Ce qui nous caractérise en tant qu’espèce humaine et nous distingue de l’espèce animale, c’est précisément notre « humanité ». Selon Wikipédia (1), « l’humanité est à la fois l’ensemble des individus appartenant à l’espèce humaine et les caractéristiques particulières qui définissent l’appartenance à cet ensemble ».

Il y aurait donc des caractéristiques propres à l’espèce humaine qui nous inscriraient dans l’humanité, en opposition à des comportements jugés inhumains. Ces traits caractéristiques seraient, quasi naturellement, tournés vers des valeurs positives telles la générosité, la solidarité, la reconnaissance de l’altérité…

Pourtant, un rapide regard dans le rétroviseur ou autour de nous peut semer le doute sur la positivité naturelle de notre humanité… Comment assumer notre humanité au regard des politiques migratoires, des colonisations, des conflits armés, de l’esclavage et plus généralement des rapports de domination (sexe, classe, race (2)) qui fondent bon nombre de nos rapports sociaux ? Notre « humanité », plutôt qu’un attribut positif par nature que nous pourrions qualifier d’essentialiste, relève vraisemblablement d’une construction, humaine et imparfaite, de nature culturelle, fragile, faisant l’objet d’évolutions et de tensions, de controverses, d’interrogations.

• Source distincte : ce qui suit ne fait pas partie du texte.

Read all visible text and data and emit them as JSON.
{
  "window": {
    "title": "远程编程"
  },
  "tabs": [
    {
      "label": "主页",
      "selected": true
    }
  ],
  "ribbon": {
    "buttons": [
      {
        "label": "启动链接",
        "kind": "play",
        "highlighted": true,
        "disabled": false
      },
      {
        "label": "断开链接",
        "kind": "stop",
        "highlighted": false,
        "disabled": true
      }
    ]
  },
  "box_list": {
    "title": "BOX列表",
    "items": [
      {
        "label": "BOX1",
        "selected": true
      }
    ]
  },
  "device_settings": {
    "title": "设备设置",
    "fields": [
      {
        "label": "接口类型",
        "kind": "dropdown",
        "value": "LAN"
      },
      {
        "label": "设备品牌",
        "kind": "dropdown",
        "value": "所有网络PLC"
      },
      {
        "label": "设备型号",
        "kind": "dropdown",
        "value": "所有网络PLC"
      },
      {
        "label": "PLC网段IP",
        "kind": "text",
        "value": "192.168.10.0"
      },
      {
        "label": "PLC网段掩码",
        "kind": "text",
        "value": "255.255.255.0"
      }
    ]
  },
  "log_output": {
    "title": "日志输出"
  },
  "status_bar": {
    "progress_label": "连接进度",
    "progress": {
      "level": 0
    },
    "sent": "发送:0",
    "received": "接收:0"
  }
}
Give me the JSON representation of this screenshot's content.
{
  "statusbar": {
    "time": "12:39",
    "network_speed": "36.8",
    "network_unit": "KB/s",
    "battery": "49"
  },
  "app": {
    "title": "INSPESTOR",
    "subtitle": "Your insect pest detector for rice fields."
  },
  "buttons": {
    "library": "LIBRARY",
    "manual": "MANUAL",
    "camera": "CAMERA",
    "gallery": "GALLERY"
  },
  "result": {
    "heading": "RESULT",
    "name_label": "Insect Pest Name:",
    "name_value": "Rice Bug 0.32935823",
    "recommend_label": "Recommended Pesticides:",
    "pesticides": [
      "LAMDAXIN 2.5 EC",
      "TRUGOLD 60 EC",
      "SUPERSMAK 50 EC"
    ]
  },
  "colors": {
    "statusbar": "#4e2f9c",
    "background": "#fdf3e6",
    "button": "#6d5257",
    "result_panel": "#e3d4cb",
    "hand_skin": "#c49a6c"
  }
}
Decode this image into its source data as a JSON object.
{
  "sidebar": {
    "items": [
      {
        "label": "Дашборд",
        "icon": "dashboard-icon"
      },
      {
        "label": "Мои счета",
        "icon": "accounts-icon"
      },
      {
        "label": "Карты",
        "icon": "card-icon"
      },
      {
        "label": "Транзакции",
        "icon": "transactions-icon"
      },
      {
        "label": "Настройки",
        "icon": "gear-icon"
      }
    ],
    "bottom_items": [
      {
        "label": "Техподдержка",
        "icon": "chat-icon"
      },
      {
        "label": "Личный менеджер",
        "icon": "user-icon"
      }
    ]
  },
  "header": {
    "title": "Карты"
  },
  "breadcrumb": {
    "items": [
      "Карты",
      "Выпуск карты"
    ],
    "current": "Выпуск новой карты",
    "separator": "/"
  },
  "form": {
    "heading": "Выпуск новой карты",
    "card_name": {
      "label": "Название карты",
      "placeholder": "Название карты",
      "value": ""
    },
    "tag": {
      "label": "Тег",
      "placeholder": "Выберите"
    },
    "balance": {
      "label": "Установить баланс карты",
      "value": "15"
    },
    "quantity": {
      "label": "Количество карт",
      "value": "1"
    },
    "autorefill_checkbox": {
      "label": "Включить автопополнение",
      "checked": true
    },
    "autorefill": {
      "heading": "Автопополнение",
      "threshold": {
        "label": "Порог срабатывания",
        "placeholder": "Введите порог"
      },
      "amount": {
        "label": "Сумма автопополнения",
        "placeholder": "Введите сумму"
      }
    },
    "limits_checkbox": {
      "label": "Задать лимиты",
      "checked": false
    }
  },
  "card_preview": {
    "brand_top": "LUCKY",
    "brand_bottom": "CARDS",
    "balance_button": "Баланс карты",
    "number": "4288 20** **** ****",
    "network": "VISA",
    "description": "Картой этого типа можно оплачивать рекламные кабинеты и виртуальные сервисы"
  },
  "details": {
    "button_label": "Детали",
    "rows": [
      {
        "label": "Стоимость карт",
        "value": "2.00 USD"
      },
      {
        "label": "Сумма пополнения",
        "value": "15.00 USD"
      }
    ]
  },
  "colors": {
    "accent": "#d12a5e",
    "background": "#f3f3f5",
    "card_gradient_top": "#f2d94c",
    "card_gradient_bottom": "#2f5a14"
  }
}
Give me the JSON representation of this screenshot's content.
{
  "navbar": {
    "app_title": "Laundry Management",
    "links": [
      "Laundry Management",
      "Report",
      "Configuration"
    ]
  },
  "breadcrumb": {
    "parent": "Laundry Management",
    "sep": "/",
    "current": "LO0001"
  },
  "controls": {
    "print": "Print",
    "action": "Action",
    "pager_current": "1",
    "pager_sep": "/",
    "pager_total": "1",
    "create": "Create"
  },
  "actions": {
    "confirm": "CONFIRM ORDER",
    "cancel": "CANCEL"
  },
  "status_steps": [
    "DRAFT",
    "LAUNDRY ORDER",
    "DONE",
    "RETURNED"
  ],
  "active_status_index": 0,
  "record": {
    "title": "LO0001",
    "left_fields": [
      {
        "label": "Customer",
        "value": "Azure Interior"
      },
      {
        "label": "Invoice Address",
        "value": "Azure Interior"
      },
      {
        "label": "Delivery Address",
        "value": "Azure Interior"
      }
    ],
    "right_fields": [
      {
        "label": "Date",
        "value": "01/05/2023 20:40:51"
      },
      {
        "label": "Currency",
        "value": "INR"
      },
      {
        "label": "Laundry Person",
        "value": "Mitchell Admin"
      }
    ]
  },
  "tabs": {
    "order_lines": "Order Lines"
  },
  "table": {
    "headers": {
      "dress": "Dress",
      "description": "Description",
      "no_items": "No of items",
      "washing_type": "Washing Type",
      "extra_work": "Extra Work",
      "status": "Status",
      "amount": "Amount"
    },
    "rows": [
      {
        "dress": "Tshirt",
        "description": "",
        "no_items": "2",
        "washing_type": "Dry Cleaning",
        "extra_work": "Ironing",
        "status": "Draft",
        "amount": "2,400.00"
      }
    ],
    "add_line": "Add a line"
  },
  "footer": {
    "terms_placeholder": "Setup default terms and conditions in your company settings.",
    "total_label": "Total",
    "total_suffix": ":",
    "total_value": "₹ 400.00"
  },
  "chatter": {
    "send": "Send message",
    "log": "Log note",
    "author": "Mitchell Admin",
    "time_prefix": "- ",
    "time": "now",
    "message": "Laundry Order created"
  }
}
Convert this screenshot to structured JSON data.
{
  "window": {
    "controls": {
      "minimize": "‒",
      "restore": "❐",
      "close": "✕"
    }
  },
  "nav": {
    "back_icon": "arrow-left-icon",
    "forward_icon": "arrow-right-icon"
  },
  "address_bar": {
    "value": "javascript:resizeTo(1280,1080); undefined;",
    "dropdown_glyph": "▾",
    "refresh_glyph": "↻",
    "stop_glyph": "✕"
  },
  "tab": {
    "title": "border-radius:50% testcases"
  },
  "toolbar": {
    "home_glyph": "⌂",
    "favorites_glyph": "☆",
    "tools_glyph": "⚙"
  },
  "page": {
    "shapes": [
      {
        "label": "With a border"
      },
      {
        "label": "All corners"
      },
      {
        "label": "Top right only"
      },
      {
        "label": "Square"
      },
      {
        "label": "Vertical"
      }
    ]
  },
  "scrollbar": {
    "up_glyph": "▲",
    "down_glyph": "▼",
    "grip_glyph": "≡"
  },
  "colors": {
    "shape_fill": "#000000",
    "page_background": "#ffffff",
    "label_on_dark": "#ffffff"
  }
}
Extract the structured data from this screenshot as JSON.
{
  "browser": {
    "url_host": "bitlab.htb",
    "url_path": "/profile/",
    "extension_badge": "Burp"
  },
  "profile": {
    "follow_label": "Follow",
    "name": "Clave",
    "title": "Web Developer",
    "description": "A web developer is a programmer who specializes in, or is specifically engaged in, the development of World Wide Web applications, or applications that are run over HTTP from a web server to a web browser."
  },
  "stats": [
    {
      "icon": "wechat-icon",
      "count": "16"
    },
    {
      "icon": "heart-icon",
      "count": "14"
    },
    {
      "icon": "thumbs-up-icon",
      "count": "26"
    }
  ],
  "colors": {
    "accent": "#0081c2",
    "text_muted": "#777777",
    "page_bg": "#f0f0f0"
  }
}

L’humanité ne serait donc pas un fait lié inconditionnellement à notre existence, mais des principes moraux à matérialiser comme le fait par exemple l’approche piklérienne (3) dans le soin apporté aux jeunes enfants, une attention à portée humanisante…

Pour le coup, cette perspective nous place dans une toute autre posture et responsabilité à l’égard de « notre » humanité…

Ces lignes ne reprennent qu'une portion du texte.